Scanning through the engineering applications of optimization with different modeling approaches, one gets a broad picture of the multitude of applications of optimization techniques. In the 1970s, considerable progress was made in the field of Operations Research, and Multi-Criteria Decision-Making (MCDM) procedures were advanced in several directions, such as utility theory, goal programming, interactive procedures, out-ranking methods and fuzzy programming. There are three broad categories of MCDM problems:
- Decision under certainty (Deterministic modeling),
- Decision under uncertainty (Stochastic modeling),
- Decision under fuzziness (Fuzzy modeling).
Mathematical modeling and solution methodology of decision making under certainties are both discrete solution space and continuous solution space. The most popular technique for the solution of multi-criteria problems is Goal Programming (GP), which came into existence under continuous solution space methodology.

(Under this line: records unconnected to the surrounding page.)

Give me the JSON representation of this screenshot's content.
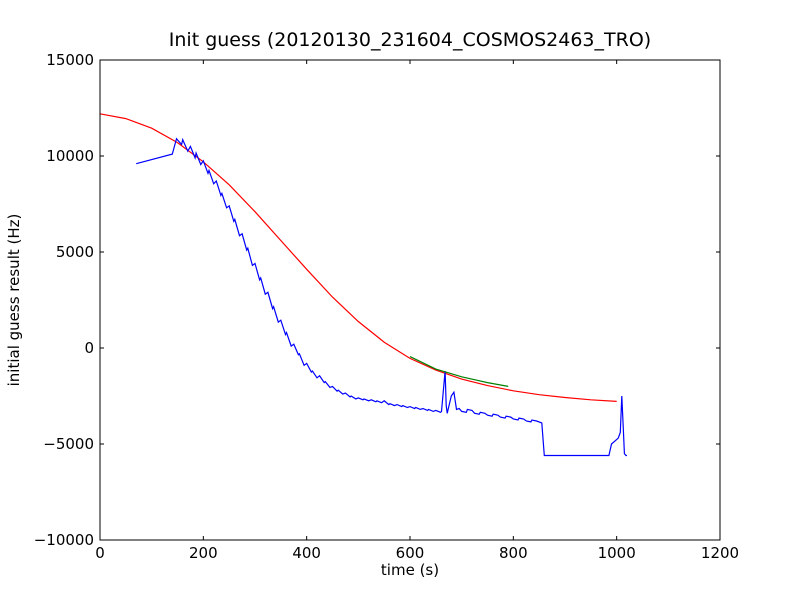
{
  "chart_data": {
    "type": "line",
    "title": "Init guess (20120130_231604_COSMOS2463_TRO)",
    "xlabel": "time (s)",
    "ylabel": "initial guess result (Hz)",
    "xlim": [
      0,
      1200
    ],
    "ylim": [
      -10000,
      15000
    ],
    "xticks": [
      0,
      200,
      400,
      600,
      800,
      1000,
      1200
    ],
    "yticks": [
      -10000,
      -5000,
      0,
      5000,
      10000,
      15000
    ],
    "grid": false,
    "legend": "none",
    "series": [
      {
        "color": "#ff0000",
        "x": [
          0,
          50,
          100,
          150,
          200,
          250,
          300,
          350,
          400,
          450,
          500,
          550,
          600,
          650,
          700,
          750,
          800,
          850,
          900,
          950,
          1000
        ],
        "y": [
          12200,
          11950,
          11450,
          10700,
          9700,
          8500,
          7100,
          5600,
          4100,
          2650,
          1380,
          300,
          -540,
          -1150,
          -1620,
          -1960,
          -2230,
          -2430,
          -2580,
          -2700,
          -2780
        ]
      },
      {
        "color": "#0000ff",
        "x": [
          70,
          140,
          148,
          158,
          160,
          170,
          175,
          184,
          186,
          195,
          200,
          209,
          211,
          220,
          225,
          234,
          236,
          245,
          250,
          259,
          261,
          270,
          275,
          284,
          286,
          295,
          300,
          309,
          311,
          320,
          325,
          334,
          336,
          345,
          350,
          359,
          361,
          370,
          375,
          384,
          386,
          395,
          400,
          409,
          411,
          420,
          425,
          434,
          436,
          445,
          450,
          459,
          461,
          470,
          475,
          484,
          486,
          495,
          500,
          509,
          511,
          520,
          525,
          534,
          536,
          545,
          550,
          559,
          561,
          570,
          575,
          584,
          586,
          595,
          600,
          609,
          611,
          620,
          625,
          634,
          636,
          645,
          650,
          659,
          661,
          668,
          670,
          672,
          680,
          685,
          690,
          695,
          700,
          709,
          711,
          720,
          725,
          734,
          736,
          745,
          750,
          759,
          761,
          770,
          775,
          784,
          786,
          795,
          800,
          809,
          811,
          820,
          825,
          834,
          836,
          845,
          855,
          860,
          862,
          985,
          990,
          1003,
          1007,
          1010,
          1013,
          1015,
          1018,
          1020
        ],
        "y": [
          9600,
          10100,
          10900,
          10600,
          10850,
          10250,
          10500,
          9900,
          10150,
          9550,
          9750,
          9100,
          9250,
          8550,
          8700,
          7950,
          8050,
          7300,
          7400,
          6600,
          6700,
          5850,
          5950,
          5100,
          5200,
          4300,
          4400,
          3550,
          3650,
          2800,
          2900,
          2050,
          2150,
          1350,
          1450,
          700,
          800,
          100,
          200,
          -350,
          -300,
          -900,
          -800,
          -1250,
          -1200,
          -1550,
          -1450,
          -1800,
          -1750,
          -2050,
          -2000,
          -2250,
          -2200,
          -2400,
          -2350,
          -2550,
          -2500,
          -2650,
          -2600,
          -2700,
          -2650,
          -2750,
          -2700,
          -2800,
          -2750,
          -2850,
          -2750,
          -2950,
          -2900,
          -3000,
          -2950,
          -3050,
          -3000,
          -3100,
          -3050,
          -3150,
          -3100,
          -3200,
          -3150,
          -3250,
          -3200,
          -3300,
          -3250,
          -3350,
          -3300,
          -1200,
          -3000,
          -3400,
          -2500,
          -2300,
          -3200,
          -3150,
          -3300,
          -3350,
          -3200,
          -3250,
          -3400,
          -3450,
          -3350,
          -3400,
          -3500,
          -3550,
          -3450,
          -3500,
          -3600,
          -3650,
          -3550,
          -3600,
          -3700,
          -3750,
          -3650,
          -3700,
          -3800,
          -3850,
          -3750,
          -3800,
          -3900,
          -5600,
          -5600,
          -5600,
          -5000,
          -4700,
          -4400,
          -2500,
          -4300,
          -5500,
          -5600,
          -5600
        ]
      },
      {
        "color": "#008000",
        "x": [
          600,
          650,
          700,
          750,
          790
        ],
        "y": [
          -450,
          -1100,
          -1500,
          -1800,
          -2000
        ]
      }
    ]
  }
}
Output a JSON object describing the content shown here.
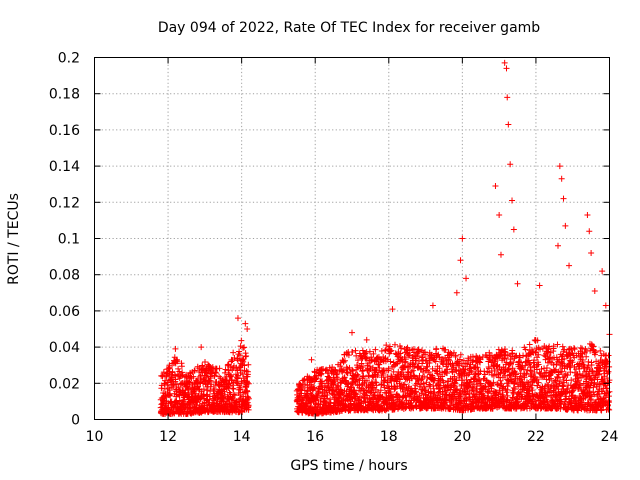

GP is one of the techniques for obtaining a possible ‘satisfactory’ level of achieving various objectives: an approach to avoid stretching one’s resources too much as it produces bad aftereffects, where a person or an organization instead of maximizing or minimizing an objective may be satisfied by setting up a reasonable goal for the objective to be achieved as closely as possible. GP is one of the most widely used techniques for solving many real-world managerial MCDM problems, particularly in case where the criteria are defined as linear analytic functions of decision variables belonging to a compact feasible set. In general, GP is used for solving linear decision models having more than a ‘single’ objective, i.e., multi-objective decision-making problems. In the early 1960s, Charnes and Cooper described GP as a workhorse which is strong and rugged and easy to use in comparison to a thoroughbred one requiring devoted attention by skilled attendant and used only by specially trained riders (Charnes and Cooper, 1961, 1968, 1975 and 1977). GP, which has received much attention from analysts like Yuji (1965), Sang (1972), Ignizio (1976, 1982 and 1983), Tiwari et al. (1986), Mondal (1988), and others, due to its ease of applicability to many real-world problems, has led to development of a systematic methodology.